Quest’anno in Europa solamente il
Fenerbahce è uscito imbattuto dal
Wankdorf di Berna. Per il resto lo
Young Boys di
Vlado Petkovic ha avuto ragione di tutte le squadre ospitate, dal
Tottenham Hotpsur al
Getafe, dall’
Odense allo
Stoccarda fino ai campioni di Russia dello
Zenit San Pietroburgo, sconfitti in rimonta 2-1 nell’andata dei sedicesimi di Europa League.
I gialloneri sono una macchina da calcio bella e imperfetta, non riuscendo a proporre con continuità un gioco marcatamente offensivo che nei suoi momenti migliori riesce a mettere in difficoltà anche l’avversario più quotato. Una difesa non all’altezza e i tanti cali di tensione nel corso dei novanta minuti rappresentano il tallone d’Achille più evidente – ancora di più nell’attuale stagione rispetto a quella passata, dove lo Young Boys ha perso il titolo nazionale all’ultima giornata – della compagine svizzera, quasi sempre costretta a viaggiare a ritmi spediti per segnare un gol in più dell’avversario.
Il bosniaco
Senad Lulic, esterno classe 1986, è la personificazione dei pregi e dei difetti dello Young Boys. Il numero che si è inventato contro lo Zenit – dribbling tra due uomini e tocco felpato in pallonetto a scavalcare il portiere – ha offerto un piccolo saggio di tutte le sue qualità. Lulic possiede estro, dinamicità e potenza. Gli manca la capacità di dosare il proprio talento lungo tutto l’arco della partita. Si accende e si spegne, con fiammate brevi ma intense. Proprio come lo Young Boys, capace di stritolare nella prima mezzora il
Tottenham nei preliminari di Champions (parziale 3-0, con Lulic immarcabile) per poi spegnersi lentamente rischiando la clamorosa rimonta (la partita è finita 3-2). Copione simile contro lo Stoccarda sotto la neve; per Lulic una prima mezzora alla
Messi, poi il buio fino alla sostituzione. Andamento dell’incontro: 1-0, 1-2, 4-2 (nei minuti finali).
In Svizzera sostengono, non a torto, che se Lulic possedesse la giusta continuità non giocherebbe più nella
Super League da tempo. E’ un cavallo pazzo nel senso buono del termine; in campo è una mina vagante, imprevedibile tanto tatticamente quando come rendimento, mai però dal punto di vista comportamentale.

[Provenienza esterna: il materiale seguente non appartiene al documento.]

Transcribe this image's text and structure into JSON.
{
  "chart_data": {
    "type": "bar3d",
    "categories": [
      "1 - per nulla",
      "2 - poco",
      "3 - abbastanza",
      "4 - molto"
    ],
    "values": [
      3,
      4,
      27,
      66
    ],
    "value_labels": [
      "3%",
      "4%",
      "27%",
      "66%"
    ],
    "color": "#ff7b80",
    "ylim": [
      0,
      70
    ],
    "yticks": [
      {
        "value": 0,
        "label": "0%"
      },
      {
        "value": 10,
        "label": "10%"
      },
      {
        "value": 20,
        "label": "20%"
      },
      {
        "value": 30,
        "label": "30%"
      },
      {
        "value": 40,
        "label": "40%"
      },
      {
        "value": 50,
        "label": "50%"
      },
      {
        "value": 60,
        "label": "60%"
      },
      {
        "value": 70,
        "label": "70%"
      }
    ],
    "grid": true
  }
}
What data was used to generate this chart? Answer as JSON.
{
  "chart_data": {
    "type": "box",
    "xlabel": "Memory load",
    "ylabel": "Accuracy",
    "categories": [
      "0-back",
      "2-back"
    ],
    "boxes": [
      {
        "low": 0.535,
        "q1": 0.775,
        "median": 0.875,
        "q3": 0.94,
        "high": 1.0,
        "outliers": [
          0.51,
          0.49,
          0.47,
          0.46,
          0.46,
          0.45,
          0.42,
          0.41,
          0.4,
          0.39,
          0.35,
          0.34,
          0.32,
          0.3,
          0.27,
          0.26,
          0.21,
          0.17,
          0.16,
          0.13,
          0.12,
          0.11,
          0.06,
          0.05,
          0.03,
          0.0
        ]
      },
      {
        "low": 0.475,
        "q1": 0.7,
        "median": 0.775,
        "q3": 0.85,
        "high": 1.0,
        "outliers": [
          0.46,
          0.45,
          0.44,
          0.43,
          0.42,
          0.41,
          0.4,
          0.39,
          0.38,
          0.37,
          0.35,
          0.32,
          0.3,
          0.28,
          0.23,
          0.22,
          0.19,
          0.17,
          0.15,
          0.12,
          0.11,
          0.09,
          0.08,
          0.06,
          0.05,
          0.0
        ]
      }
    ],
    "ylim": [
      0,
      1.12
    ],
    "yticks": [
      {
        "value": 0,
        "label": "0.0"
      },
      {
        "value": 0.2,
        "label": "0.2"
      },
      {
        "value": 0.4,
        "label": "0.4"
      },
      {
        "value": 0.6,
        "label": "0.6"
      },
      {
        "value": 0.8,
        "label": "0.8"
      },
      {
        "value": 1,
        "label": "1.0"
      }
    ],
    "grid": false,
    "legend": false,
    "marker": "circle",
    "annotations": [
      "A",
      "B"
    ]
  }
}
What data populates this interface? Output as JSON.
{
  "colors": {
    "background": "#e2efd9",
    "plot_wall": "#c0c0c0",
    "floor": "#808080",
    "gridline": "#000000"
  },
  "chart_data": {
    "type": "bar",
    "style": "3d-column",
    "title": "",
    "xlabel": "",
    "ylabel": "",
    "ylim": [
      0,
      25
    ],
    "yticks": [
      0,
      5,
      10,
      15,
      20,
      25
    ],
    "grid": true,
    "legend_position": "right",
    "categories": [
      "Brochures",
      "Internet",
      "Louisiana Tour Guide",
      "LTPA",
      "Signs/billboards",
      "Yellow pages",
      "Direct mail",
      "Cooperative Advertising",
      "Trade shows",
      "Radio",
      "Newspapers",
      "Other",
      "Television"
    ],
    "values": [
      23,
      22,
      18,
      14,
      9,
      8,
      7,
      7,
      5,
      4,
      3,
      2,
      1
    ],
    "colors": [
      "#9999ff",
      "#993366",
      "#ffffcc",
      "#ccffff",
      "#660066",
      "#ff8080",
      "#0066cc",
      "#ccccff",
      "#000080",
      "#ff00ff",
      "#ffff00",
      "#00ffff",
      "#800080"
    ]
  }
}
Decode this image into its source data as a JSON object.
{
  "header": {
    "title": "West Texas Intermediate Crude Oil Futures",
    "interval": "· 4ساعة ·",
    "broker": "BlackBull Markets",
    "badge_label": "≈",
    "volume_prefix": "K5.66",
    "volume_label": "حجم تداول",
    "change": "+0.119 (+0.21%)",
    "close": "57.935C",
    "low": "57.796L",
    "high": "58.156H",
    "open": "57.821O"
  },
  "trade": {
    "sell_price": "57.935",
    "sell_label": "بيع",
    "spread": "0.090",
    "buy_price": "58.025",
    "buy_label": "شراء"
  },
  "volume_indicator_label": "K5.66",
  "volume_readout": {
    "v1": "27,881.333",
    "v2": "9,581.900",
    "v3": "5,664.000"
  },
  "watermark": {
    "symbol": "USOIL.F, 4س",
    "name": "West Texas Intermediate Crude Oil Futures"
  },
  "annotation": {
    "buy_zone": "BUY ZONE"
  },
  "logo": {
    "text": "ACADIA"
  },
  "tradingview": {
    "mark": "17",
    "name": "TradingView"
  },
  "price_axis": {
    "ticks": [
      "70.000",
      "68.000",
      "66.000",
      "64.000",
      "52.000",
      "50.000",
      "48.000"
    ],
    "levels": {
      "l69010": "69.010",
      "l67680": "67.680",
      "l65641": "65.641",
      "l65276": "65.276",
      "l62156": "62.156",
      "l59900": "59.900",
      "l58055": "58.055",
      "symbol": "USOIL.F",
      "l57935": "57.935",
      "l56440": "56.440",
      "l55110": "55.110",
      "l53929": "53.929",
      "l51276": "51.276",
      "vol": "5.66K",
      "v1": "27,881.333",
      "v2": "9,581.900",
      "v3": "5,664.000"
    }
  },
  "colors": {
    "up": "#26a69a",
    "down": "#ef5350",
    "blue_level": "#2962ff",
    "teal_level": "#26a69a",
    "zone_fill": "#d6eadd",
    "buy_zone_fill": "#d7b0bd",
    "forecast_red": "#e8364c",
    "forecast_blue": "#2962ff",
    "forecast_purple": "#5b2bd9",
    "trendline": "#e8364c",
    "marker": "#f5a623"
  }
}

Tuttavia il bosniaco è una scommessa che vale la pena di tentare. Arrivato in Svizzera all’età di 12 anni, ha iniziato la carriera come cursore di fascia, un jolly utilizzabile tanto in difesa quanto in mediana. A
Bellinzona Vlado Petkovic lo ha spostato ancora più avanti, ala sinistra nel 3-4-3: nella stagione 2007/08 i granata hanno conquistato la promozione in
Super League e raggiunto la finale di
Coppa di Svizzera, con Lulic in doppia cifra nonché marcatore in entrambi i match dello spareggio-promozione contro il
San Gallo. Poi si è trasferito al
Grasshopper, giocando indifferentemente esterno (destro o sinistro) in un centrocampo a quattro oppure trequartista sinistro nel 4-2-3-1. Una posizione, quest’ultima, che ricopre stabilmente nello
Young Boys, che lo ha acquistato la scorsa estate per espresso volere del suo “mentore”
Petkovic. A Berna sta arrivando la maturazione definitiva. L’
Europa League rappresenta la miglior vetrina per dimostrarlo.